La guerre des frères Saint-Pierre
Le parcours militaire de chacun des frères, non exposé dans l’ouvrage, est difficile à suivre et doit être recomposé avec les éléments fournis par les témoins eux-mêmes. Le 1er août 1914, Joseph est affecté au 2e bataillon du 23e RI à Bourg-en-Bresse comme médecin aide-major de 1ère classe. Le jour de l’attaque allemande qui occasionne la prise de la colline de La Fontenelle, dans les Vosges, il se dit « déprimé et à bout de forces » et se retrouve le lendemain à l’hôpital de Saint-Dié, souffrant de fièvre. Alors qu’il demande à revenir immédiatement au front, il apprend qu’il est remplacé et envoyé à l’arrière. Au Thillot, il est reçu par un officier qui lui déclare : « Ah, vous arrivez du front. Eh bien, dites-moi, c’est donc vrai que tous les officiers sont des lâches ? » Cet incident interrompt son journal jusqu’au 15 décembre 1915. Sa « faiblesse » sous le feu ne lui permettra jamais de revenir au 23e. Il sera toutefois cité 6 fois et recevra la Légion d’honneur avec palme le 5 février 1919 alors qu’il a terminé sa guerre dans le 116e BCA.
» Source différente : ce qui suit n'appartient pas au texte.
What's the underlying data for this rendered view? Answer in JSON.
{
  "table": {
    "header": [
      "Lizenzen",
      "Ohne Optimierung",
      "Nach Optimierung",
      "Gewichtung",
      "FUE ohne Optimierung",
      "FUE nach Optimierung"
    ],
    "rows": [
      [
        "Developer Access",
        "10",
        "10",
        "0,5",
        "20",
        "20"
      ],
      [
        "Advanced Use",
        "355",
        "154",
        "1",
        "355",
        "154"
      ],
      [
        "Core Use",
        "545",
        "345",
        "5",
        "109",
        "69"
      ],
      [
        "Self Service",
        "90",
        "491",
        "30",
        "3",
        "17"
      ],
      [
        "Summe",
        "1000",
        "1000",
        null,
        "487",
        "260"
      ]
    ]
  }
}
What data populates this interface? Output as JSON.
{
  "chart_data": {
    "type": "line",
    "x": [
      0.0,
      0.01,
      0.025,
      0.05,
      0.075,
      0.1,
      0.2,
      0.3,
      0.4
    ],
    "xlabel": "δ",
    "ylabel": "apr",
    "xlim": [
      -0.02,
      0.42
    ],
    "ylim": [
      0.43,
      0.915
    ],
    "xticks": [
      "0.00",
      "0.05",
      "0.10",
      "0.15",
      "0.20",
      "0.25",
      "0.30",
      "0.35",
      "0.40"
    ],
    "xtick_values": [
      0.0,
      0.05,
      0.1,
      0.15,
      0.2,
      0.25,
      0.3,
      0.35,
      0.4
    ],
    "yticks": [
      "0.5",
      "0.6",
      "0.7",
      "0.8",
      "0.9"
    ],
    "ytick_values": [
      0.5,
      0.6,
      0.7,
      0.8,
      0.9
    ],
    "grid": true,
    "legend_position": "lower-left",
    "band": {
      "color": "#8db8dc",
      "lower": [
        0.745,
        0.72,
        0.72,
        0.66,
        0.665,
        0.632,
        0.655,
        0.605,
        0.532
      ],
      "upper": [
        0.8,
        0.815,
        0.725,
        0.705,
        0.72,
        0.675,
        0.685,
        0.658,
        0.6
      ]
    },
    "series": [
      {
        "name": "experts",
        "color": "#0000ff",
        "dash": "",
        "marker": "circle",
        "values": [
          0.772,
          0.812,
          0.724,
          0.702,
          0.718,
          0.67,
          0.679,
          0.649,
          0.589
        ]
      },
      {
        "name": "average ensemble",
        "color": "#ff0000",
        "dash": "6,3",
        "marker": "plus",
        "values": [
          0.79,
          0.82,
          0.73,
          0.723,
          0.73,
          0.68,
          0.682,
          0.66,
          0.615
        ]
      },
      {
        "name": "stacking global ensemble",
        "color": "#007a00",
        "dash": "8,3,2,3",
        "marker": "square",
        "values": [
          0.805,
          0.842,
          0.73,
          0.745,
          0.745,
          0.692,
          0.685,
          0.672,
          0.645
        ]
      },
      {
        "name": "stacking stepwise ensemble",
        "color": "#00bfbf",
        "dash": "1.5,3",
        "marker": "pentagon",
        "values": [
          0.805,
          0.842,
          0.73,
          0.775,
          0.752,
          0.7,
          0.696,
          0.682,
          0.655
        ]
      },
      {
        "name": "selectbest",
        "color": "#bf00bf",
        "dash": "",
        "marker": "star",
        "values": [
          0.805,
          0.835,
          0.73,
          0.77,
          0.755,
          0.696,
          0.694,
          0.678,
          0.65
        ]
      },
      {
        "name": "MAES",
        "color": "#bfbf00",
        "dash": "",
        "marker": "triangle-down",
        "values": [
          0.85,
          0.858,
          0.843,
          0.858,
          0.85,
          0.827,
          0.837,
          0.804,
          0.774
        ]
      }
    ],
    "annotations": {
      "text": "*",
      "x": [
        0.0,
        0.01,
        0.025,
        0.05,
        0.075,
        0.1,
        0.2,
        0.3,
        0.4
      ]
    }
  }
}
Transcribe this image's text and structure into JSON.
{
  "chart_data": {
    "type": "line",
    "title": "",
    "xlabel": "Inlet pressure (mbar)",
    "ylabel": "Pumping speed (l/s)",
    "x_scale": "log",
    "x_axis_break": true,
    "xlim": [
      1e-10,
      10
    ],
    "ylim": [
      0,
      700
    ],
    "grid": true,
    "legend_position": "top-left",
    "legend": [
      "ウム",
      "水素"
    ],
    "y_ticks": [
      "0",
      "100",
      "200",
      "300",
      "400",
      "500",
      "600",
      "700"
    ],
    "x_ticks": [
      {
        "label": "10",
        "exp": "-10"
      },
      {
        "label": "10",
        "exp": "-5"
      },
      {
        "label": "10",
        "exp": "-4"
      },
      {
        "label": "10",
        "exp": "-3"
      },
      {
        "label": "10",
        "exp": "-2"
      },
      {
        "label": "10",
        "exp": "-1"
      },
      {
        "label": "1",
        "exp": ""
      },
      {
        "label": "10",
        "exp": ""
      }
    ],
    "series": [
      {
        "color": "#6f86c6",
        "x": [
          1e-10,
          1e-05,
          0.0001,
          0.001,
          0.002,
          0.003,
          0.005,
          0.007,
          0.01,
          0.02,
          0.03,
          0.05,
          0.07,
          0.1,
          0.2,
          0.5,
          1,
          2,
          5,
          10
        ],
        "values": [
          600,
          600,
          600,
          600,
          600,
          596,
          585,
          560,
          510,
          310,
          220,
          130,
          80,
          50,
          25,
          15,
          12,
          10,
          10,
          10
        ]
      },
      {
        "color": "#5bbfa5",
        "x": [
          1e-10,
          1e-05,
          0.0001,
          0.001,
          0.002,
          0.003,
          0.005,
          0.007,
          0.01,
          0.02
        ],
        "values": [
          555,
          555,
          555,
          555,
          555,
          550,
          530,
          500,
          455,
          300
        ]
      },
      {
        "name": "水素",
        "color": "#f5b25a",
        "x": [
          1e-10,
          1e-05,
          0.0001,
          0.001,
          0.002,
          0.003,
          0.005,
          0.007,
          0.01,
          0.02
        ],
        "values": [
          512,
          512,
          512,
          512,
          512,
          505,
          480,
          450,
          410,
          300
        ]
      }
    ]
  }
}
Amand, âgé de 36 ans à la déclaration de guerre, est affecté au 56e RIT de Belley. Après avoir un temps tenu le camp retranché de Belfort, son régiment, le front stabilisé, est en ligne dans le Sundgau. En octobre 1914, Amand occupe le poste de secrétaire du général commandant le secteur de Bessoncourt et nous renseigne sur ce service d’état-major en relation avec les pouvoirs civils et la population alsacienne. Le 11 octobre 1915, brigadier, il passe au 7e escadron du Train. En janvier 1918, il est sergent, secrétaire d’état-major de la 133e division et passe à la section colombophile. Il se trouve à proximité de ses frères Jean et Joseph mais, en février 1918, Amand passe maréchal des logis au 9e régiment d’artillerie à pied. Marin est médecin aide-major de 1ère classe à l’infirmerie militaire de Bosmont, Territoire de Belfort. Jean termine la guerre au 265e RAC. Antoine est nommé en juillet 1918 sous-lieutenant au 73e RI et se trouve dans le secteur de Montbéliard.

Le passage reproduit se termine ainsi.